By Sandra Block, USA TODAY
Just as no two snowflakes are alike, no two tax years are the same. Last year, Congress made more than 500 changes to the tax code, according to tax publisher CCH.
Fortunately, you probably won’t have to wrestle with all of them when you file your 2008 taxes. But there are some changes you should be aware of, because they could increase the size of your refund, or shrink your tax bill. Here’s what’s new:

Larger standard deduction for homeowners

One of the benefits of owning a home is that you immediately become eligible for a raft of tax breaks. You can deduct interest payments on your mortgage, along with your state and local property taxes. In the past, though, these deductions were limited to homeowners who itemized.

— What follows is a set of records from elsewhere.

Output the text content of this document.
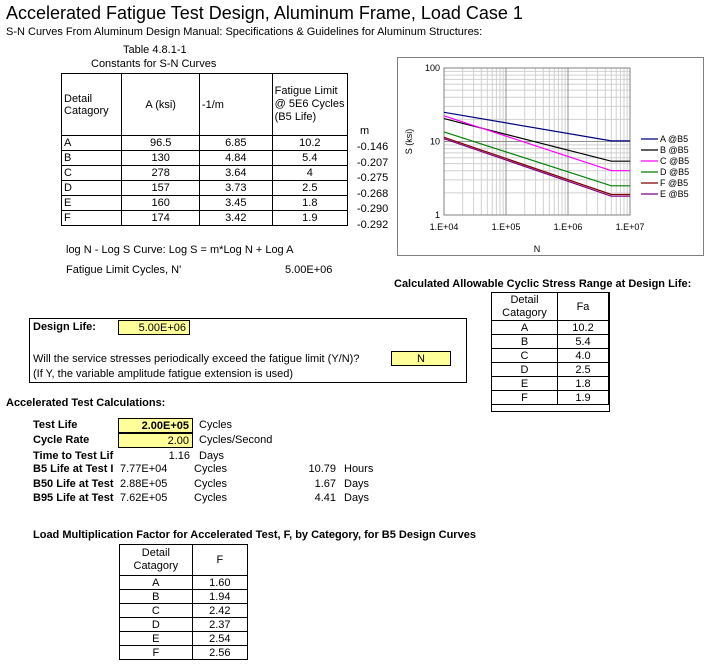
Accelerated Fatigue Test Design, Aluminum Frame, Load Case 1
S-N Curves From Aluminum Design Manual: Specifications & Guidelines for Aluminum Structures:
Table 4.8.1-1
Constants for S-N Curves
Detail Catagory	A (ksi)	-1/m	Fatigue Limit @ 5E6 Cycles (B5 Life)
A	96.5	6.85	10.2
B	130	4.84	5.4
C	278	3.64	4
D	157	3.73	2.5
E	160	3.45	1.8
F	174	3.42	1.9
m
-0.146
-0.207
-0.275
-0.268
-0.290
-0.292
log N - Log S Curve: Log S = m*Log N + Log A
Fatigue Limit Cycles, N'	5.00E+06
1.E+04	1.E+05	1.E+06	1.E+07
1
10
100
N
S (ksi)	A @B5
B @B5
C @B5
D @B5
F @B5
E @B5
Calculated Allowable Cyclic Stress Range at Design Life:
Detail Catagory	Fa
A	10.2
B	5.4
C	4.0
D	2.5
E	1.8
F	1.9
Design Life:	5.00E+06
Will the service stresses periodically exceed the fatigue limit (Y/N)?	N
(If Y, the variable amplitude fatigue extension is used)
Accelerated Test Calculations:
Test Life	2.00E+05 Cycles
Cycle Rate	2.00 Cycles/Second
Time to Test Lif	1.16 Days
B5 Life at Test I 7.77E+04 Cycles	10.79 Hours
B50 Life at Test 2.88E+05 Cycles	1.67 Days
B95 Life at Test 7.62E+05 Cycles	4.41 Days
Load Multiplication Factor for Accelerated Test, F, by Category, for B5 Design Curves
Detail Catagory	F
A	1.60
B	1.94
C	2.42
D	2.37
E	2.54
F	2.56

This year, homeowners will be allowed to increase their standard deduction by the amount of their state and local real estate taxes, up to $500, or $1,000 for married couples who file jointly.

The main beneficiaries of this tax break will be homeowners who have paid off most or all of their mortgages, says Robert Houskeeper, an accounting professor at San Diego State University. These homeowners are still required to pay property taxes, he says, but in many cases, they don’t have enough deductions to justify itemizing.

First-time home buyer’s credit

To encourage more people to buy homes for the first time, Congress created a $7,500 credit for homes purchased between April 9, 2008, and July 1, 2009. Taxpayers who purchase a home during the first six months of this year are allowed to treat the purchase as if it were made on Dec. 31, 2008, and claim the credit on their 2008 tax return.

But the term “tax credit” is a misnomer, because it’s really an interest-free loan. Taxpayers who claim the credit will be required to pay it back in equal installments over 15 years, starting in the second year after the home is purchased. Taxpayers who sell their homes before 15 years have elapsed are liable for the balance, unless they sell at a loss.

The credit phases out for taxpayers with modified AGI of $75,000 to $95,000, or $150,000 to $170,000 for joint filers, in the year the home is purchased.

A provision in the Senate’s economic stimulus package would increase the credit to $15,000, eliminate the repayment requirement and make it available to anyone who purchases a home.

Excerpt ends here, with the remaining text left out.